Spotkanie rozpoczęło się od dwóch bramek gospodarzy, dla nas pierwsze trafienie po niespełna dwóch minutach gry uzyskał kapitan, Mariusz Kuśmierczyk pewnie egzekwując rzut karny. Gospodarze nie zwalniali tempa, po siedmiu minutach wygrywali już 6:2. Warszawianom trzeba oddać, że pilnowali wyniku, niczym oka w głowie, w 16. minucie po niefrasobliwej interwencji Krystiana Cieślaka przy rzucie ze skrzydła Warszawianka wygrywała 11:7. W pierwszej połowie wychodziło nam niewiele, kilka minut przed przerwą przy stanie 17:12 trener Dmytro Zinchuk wziął czas. Pomogło tyle, że końcowe dwie minuty… zremisowaliśmy 2:2 po golach Kuśmierczyka i Huberta Mielczarka.

Po przerwie nasi ruszyli na gospodarzy. W ciągu pięciu minut odrobiliśmy trzy gole straty i było 20:18 dla miejscowych. Na 20:19 z koła rzucił Damian Skowroński i trener gospodarzy poprosił swoich zawodników do siebie. Poskutkowało. Po chwili Warszawianka, grając w… osłabieniu wyszła na prowadzenie 22:19.

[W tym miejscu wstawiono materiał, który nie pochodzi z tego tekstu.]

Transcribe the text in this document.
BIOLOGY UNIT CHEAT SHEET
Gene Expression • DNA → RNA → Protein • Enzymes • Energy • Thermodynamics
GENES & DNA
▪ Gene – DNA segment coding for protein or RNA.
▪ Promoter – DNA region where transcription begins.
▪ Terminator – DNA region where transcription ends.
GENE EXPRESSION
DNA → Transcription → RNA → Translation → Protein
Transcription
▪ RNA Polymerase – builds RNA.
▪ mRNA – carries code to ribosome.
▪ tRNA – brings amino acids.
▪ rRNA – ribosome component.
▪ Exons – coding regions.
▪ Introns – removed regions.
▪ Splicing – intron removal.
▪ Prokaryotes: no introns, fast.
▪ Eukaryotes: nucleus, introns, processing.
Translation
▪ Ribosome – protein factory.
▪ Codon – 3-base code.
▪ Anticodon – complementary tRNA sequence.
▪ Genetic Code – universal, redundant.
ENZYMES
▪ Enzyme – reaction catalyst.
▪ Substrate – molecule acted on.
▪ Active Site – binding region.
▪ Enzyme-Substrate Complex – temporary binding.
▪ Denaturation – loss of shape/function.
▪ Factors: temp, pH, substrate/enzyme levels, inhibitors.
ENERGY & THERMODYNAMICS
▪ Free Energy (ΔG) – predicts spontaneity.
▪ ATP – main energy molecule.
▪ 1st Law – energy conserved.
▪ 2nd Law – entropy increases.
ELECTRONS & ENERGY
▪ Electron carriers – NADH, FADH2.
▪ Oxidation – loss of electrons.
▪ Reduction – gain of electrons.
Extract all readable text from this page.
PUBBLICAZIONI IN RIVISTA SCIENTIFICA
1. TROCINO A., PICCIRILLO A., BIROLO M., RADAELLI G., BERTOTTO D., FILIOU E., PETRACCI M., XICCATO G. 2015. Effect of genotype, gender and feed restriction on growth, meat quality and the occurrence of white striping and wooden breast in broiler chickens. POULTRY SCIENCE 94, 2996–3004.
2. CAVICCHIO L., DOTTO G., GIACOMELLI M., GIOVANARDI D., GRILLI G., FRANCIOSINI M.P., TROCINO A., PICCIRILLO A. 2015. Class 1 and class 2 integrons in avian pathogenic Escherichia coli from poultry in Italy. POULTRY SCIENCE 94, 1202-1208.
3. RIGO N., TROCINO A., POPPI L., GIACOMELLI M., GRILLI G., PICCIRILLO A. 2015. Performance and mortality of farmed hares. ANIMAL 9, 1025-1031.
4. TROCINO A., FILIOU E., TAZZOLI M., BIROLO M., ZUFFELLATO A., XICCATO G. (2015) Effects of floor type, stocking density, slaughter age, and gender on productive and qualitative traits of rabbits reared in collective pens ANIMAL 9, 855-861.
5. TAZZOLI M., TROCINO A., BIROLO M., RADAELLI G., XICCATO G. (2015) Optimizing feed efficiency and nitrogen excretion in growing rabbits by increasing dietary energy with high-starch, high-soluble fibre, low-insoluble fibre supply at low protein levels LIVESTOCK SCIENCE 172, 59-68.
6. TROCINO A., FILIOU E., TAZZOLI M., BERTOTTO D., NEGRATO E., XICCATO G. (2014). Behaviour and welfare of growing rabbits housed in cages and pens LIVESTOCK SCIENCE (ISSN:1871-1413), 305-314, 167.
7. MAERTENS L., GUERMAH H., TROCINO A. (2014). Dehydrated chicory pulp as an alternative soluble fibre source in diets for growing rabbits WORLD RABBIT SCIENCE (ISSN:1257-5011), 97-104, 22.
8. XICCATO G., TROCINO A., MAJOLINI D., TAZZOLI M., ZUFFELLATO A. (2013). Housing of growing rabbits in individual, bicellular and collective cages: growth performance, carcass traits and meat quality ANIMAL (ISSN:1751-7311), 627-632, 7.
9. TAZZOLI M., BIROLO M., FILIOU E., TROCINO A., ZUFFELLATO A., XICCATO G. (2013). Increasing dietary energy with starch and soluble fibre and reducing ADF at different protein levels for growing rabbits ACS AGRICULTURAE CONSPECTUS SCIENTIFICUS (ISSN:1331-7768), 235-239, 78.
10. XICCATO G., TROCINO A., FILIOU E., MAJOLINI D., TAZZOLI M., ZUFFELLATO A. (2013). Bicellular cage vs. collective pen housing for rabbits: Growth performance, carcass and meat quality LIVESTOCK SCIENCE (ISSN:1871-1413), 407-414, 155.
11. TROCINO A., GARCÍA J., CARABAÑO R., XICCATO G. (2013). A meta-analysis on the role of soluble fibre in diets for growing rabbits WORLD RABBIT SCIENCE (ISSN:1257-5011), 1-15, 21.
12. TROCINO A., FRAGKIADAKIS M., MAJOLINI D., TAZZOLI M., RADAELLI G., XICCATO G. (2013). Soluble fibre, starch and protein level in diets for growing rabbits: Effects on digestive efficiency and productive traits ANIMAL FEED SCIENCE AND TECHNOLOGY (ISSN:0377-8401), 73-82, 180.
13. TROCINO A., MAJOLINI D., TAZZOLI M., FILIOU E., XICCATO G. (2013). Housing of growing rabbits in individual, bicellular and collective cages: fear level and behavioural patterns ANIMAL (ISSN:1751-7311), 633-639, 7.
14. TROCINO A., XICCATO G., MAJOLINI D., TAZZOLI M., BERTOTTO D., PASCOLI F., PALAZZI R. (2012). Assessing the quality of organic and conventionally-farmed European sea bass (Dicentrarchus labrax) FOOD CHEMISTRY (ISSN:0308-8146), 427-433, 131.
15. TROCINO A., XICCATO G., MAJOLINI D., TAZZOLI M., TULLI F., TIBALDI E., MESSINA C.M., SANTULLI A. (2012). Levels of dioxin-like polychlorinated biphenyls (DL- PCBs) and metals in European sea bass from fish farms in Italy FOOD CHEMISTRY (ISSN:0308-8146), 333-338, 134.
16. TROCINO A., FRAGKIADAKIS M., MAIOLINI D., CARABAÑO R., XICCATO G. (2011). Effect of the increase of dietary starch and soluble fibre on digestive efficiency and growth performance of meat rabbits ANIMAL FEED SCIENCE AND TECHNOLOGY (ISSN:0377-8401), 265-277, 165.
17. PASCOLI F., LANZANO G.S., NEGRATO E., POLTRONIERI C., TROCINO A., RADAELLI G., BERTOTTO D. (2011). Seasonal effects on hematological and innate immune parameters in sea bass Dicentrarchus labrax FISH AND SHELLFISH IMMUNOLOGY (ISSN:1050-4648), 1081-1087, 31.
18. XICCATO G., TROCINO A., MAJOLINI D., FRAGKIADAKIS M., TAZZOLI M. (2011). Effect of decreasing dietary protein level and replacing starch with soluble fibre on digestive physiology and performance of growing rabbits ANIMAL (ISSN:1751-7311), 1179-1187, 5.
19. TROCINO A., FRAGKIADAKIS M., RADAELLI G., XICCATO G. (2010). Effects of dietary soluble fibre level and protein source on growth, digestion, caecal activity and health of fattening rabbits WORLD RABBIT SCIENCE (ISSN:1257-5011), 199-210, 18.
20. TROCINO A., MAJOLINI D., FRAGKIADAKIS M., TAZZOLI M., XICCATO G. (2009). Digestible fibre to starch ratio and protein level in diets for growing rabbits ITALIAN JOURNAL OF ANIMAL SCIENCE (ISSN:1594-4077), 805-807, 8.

W 40. minucie karnego na 22:20 rzucił Kuśmierczyk. Wszystko, co najważniejsze dla przebiegu meczu wydarzyło się w ostatnim kwadransie. Zapoczątkował go przepięknym rzutem w samo okienko bramki Artur Urbański. W 49. minucie po dynamicznej akcji Skowrońskiego było już tylko 26:25. Dwie minuty później po szybkiej kontrze na 27:27 wyrównał Mateusz Jurgilewicz.

W 52. minucie po raz pierwszy w tym meczu objęliśmy prowadzenie, bo karnego pewnie wykorzystał Kuśmierczyk. Na gola rywali odpowiedział ze skrzydła Kacper Kozak. W 55. Minucie po kontrze Jurgilewicza z Bartłomiejem Helmanem ten drugi rzucił dla nas trzydziestego gola. Po chwili trafił Urbański i było 29:31. W naszej bramce zaporą nie do przejścia był Patryk Jędrzejewski. Ostatnią bramkę zdobył dla nas Helman. I choć gospodarze trafili jeszcze raz, to nasi nie wypuścili zwycięstwa z rąk, a gdyby więcej koncentracji wykazali Maciej Baranowski i Skowroński nie musielibyśmy drżeć o wygraną do ostatnich sekund.

Pabiks: Jędrzejewski, Cieślak – Kuśmierczyk 7, Kozak 6, Helman 4, Skowroński 4, Jurgilewicz 3, Mielczarek 3, Urbański 3, Kaźmierczak 1, Starzec 1, Baranowski, Kruk, Kurpeta, Mróz.